A little over two years after Comcast Commercial announced its plans to spearhead a cable diversity effort, the crowning achievement of the project finally hit the small screen. With it came a push for increased social media involvement in the world of music television. In an interview with NPR, Combs expressed his desire for greater input on the part of viewers, hoping Revolt’s audience members would act as reporters and perhaps, even performers. According to Combs, the real key to reviving the music video industry is placing greater control in the hands of the viewers, as, ultimately, these are the individuals who decide whether any given music television venture obtains success.

Improved Accessibility For Music Video Fans

Sean Comb’s desire for a television network for the masses and by the masses also involves greater accessibility for those formerly left out of the loop. With many Americans ditching cable for streaming packages, MTV no longer is within reach for many a music video devotee. Despite its status as a digital cable channel, Revolt seeks to offer programming over the Internet as well, making access affordable to those who invest in DSL or fiber optic packages from such providers as Verizon FiOS. What’s more, viewers still dedicated to digital cable can access Revolt via both approaches, thanks to the continued development of affordable Internet and cable bundle packages.
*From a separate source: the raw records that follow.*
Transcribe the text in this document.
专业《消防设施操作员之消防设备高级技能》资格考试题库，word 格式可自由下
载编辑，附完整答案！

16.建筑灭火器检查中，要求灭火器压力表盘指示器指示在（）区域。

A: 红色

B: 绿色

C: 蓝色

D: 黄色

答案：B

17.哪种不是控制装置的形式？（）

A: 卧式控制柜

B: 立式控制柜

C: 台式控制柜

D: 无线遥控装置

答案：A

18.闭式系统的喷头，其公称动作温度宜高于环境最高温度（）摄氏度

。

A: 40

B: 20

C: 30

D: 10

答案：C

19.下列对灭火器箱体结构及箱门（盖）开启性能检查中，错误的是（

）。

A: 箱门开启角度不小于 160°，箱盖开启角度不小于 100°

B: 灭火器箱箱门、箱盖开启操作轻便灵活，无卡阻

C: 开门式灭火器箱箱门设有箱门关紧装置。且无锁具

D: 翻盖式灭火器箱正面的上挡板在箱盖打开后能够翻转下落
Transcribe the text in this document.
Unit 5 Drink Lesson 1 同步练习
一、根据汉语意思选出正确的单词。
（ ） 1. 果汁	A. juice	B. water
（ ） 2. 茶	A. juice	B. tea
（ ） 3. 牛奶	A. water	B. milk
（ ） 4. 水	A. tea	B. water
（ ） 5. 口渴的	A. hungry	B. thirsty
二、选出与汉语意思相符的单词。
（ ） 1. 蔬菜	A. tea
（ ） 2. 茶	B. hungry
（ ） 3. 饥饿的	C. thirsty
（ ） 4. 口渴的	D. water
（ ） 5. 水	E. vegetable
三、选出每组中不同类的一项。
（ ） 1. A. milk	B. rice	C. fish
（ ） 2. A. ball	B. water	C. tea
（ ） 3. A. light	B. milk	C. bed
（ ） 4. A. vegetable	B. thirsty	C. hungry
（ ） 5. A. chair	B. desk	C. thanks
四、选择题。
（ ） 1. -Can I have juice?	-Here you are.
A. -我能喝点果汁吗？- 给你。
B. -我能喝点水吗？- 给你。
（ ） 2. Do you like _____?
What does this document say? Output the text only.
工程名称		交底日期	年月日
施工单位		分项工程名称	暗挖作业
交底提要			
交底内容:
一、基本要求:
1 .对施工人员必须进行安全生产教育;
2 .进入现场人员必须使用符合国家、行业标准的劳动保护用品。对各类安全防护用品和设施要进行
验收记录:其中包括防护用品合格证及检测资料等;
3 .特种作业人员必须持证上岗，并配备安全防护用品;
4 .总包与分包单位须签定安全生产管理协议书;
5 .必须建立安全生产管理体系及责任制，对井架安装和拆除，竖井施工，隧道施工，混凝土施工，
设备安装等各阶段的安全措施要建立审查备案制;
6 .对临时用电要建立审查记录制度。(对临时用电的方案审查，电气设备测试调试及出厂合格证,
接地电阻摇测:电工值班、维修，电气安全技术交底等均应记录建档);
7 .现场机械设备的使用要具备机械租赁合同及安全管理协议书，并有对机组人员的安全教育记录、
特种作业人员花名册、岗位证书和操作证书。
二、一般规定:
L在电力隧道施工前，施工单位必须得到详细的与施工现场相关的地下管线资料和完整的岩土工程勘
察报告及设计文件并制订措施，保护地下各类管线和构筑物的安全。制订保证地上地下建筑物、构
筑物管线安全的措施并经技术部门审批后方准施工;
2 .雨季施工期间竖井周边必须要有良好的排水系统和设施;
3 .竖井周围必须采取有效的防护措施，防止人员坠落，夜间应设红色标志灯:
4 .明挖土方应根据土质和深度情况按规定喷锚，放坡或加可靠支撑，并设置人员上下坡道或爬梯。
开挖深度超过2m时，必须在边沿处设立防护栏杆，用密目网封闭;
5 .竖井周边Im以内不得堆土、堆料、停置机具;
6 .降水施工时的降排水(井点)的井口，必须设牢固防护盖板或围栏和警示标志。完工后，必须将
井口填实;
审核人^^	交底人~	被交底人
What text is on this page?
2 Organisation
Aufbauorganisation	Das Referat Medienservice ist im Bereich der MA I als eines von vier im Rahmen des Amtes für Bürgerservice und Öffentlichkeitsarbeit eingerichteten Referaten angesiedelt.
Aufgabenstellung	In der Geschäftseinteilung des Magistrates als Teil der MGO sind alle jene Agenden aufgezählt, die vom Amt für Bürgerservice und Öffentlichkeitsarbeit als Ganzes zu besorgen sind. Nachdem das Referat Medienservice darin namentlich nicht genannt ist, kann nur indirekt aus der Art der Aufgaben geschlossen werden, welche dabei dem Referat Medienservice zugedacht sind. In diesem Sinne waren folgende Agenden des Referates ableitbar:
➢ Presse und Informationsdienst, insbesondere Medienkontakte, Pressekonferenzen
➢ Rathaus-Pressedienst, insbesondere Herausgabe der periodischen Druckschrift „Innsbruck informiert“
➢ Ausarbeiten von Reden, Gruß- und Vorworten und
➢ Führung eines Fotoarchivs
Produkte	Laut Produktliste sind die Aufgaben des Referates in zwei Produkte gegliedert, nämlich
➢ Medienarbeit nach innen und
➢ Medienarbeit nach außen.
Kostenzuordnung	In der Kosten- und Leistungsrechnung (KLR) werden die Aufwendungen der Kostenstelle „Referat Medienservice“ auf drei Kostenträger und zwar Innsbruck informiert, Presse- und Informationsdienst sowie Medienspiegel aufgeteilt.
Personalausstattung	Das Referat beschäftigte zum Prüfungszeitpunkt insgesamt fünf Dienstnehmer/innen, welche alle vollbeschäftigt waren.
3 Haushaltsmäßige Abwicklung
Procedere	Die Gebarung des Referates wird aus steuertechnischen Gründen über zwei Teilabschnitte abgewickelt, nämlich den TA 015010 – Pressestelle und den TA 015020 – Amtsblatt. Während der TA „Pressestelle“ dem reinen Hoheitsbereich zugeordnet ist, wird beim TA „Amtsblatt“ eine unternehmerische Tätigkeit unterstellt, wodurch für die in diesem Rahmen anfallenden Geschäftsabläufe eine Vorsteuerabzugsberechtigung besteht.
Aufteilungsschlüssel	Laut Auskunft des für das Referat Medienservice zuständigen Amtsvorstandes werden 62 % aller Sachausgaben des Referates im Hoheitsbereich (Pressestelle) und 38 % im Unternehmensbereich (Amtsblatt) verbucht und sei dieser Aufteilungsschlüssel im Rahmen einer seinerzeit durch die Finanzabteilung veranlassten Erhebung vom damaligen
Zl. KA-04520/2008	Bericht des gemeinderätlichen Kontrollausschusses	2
P. Diddy’s Contemporaries Hit Hard With Christmas Programming

Launching an entire channel is no easy task, even for a musician with the cultural prominence of P. Diddy. However, Diddy’s vast connections may prove essential in capturing viewer interest, as the artist possesses the means to draw several of today’s top entertainers. Revolt’s producers plan to elicit excitement among music video devotees through the broadcast of a Mary J. Blige holiday special dubbed A Mary Christmas.” The exciting music event will be hosted by Queen Latifah and, as such, is expected to draw the interest of many R&B devotees.